Ecco le nostre 3 soluzioni:

  1. Itinerario di 1 giorno (visita in giornata da Tenerife) a La Gomera
  2. Itinerario di 3 giorni a La Gomera
  3. Itinerario di 1 settimana a La Gomera

Itinerario di 1 giorno a La Gomera

In una giornata non è possibile ovviamente vedere tutte le parti dell’isola ma a nostro parere è comunque possibile fare una bella escursione che potrebbe iniziare con una visita della cittadina di San Sebastian, poi proseguire con una passeggiata al Parque Nacional de Garajonay per vedere la zona del Mirador de Los Roques (uno dei punti panoramici più spettacolari dell’isola) e del Mirador del Morro de Agando.
Successivamente ci sembra una buona idea proseguire verso sud passando per Imada (una bella valle rurale dove con una piccola deviazione potete vedere il grande albero Drago de Agalàn), fermarvi a mangiare a pranzo ad Alajero a Meson Clemente per poi raggiungere per un bagno serale e un aperitivo Playa de Santiago prima di rientrare a San Sebastian per riprendere il traghetto.

Itinerario di 3 giorni a La Gomera

Se avete un weekend o comunque 3 giorni a La Gomera potrete sicuramente vedere molte cose in più!
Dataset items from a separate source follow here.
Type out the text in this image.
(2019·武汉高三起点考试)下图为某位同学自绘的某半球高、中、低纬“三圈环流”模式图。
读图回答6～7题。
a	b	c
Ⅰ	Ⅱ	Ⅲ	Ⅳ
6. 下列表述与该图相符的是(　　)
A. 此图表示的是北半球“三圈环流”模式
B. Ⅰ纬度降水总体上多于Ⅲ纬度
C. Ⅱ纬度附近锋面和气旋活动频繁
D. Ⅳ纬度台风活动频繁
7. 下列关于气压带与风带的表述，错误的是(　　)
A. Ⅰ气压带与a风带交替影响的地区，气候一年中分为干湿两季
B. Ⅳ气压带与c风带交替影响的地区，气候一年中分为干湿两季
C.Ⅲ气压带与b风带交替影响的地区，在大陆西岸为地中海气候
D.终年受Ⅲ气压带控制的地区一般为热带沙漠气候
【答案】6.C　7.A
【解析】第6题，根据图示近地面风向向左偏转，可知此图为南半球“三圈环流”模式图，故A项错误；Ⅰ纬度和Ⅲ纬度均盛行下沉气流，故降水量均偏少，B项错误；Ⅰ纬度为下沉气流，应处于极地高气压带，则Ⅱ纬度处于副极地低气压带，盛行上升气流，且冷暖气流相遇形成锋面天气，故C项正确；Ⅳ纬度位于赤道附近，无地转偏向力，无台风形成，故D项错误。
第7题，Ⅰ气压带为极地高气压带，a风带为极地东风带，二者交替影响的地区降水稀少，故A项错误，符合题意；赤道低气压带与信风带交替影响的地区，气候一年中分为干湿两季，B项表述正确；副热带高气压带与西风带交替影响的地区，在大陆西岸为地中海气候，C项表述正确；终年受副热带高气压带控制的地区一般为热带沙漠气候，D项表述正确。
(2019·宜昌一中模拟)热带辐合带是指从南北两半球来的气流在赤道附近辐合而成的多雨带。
Al programma precedente aggiungete una giornata a Hermigua e da lì fate una bella visita alla piscina naturale del Pescante e per poi fare un bel trekking nei dintorni (il Reventon Oscuro, la zona di El Cedro e la Laja sono comode da raggiungere e ricche di sentieri).
Il giorno successivo potete dedicarlo alla visita di Valle Gran Rey (magari concedendovi anche una deviazione per vedere Vallehermoso, se pensate di avere tempo). In questo caso potete scegliere di prenotare i vostri hotel in almeno due punti strategici dell’isola per limitare le ore passate in auto ogni giorno.

Itinerario di 1 settimana a la Gomera

Se avete 7 giorni pieni o più potete fare un tour completo dell’isola toccando tutte le mete che abbiamo raccontato nel paragrafo “cosa vedere a La Gomera”. Partendo da San Sebastian seguite un percorso lungo le varie location che vi abbiamo descritto (sono già in ordine, come le abbiamo percorse noi!) et voilà… ecco un bell’itinerario approfondito!
Noi lo abbiamo fatto molto lentamente in 2 settimane ma correndo un po’ di più è fattibile anche in soli 6 o 7 giornate piene: il nostro consiglio in questo caso è soggiornare nei dintorni delle mete previste per la giornata senza dover attraversare ogni mattina e ogni sera l’isola per raggiungere le varie location, tre zone ideali sono San Sebastian, Hermigua e Valle Gran Rey. ì
In alternativa se non vi dispiace guidare e preferite una base fissa consigliamo San Sebastian perché è certamente la parte meglio connessa tra quelle migliori dove soggiornare!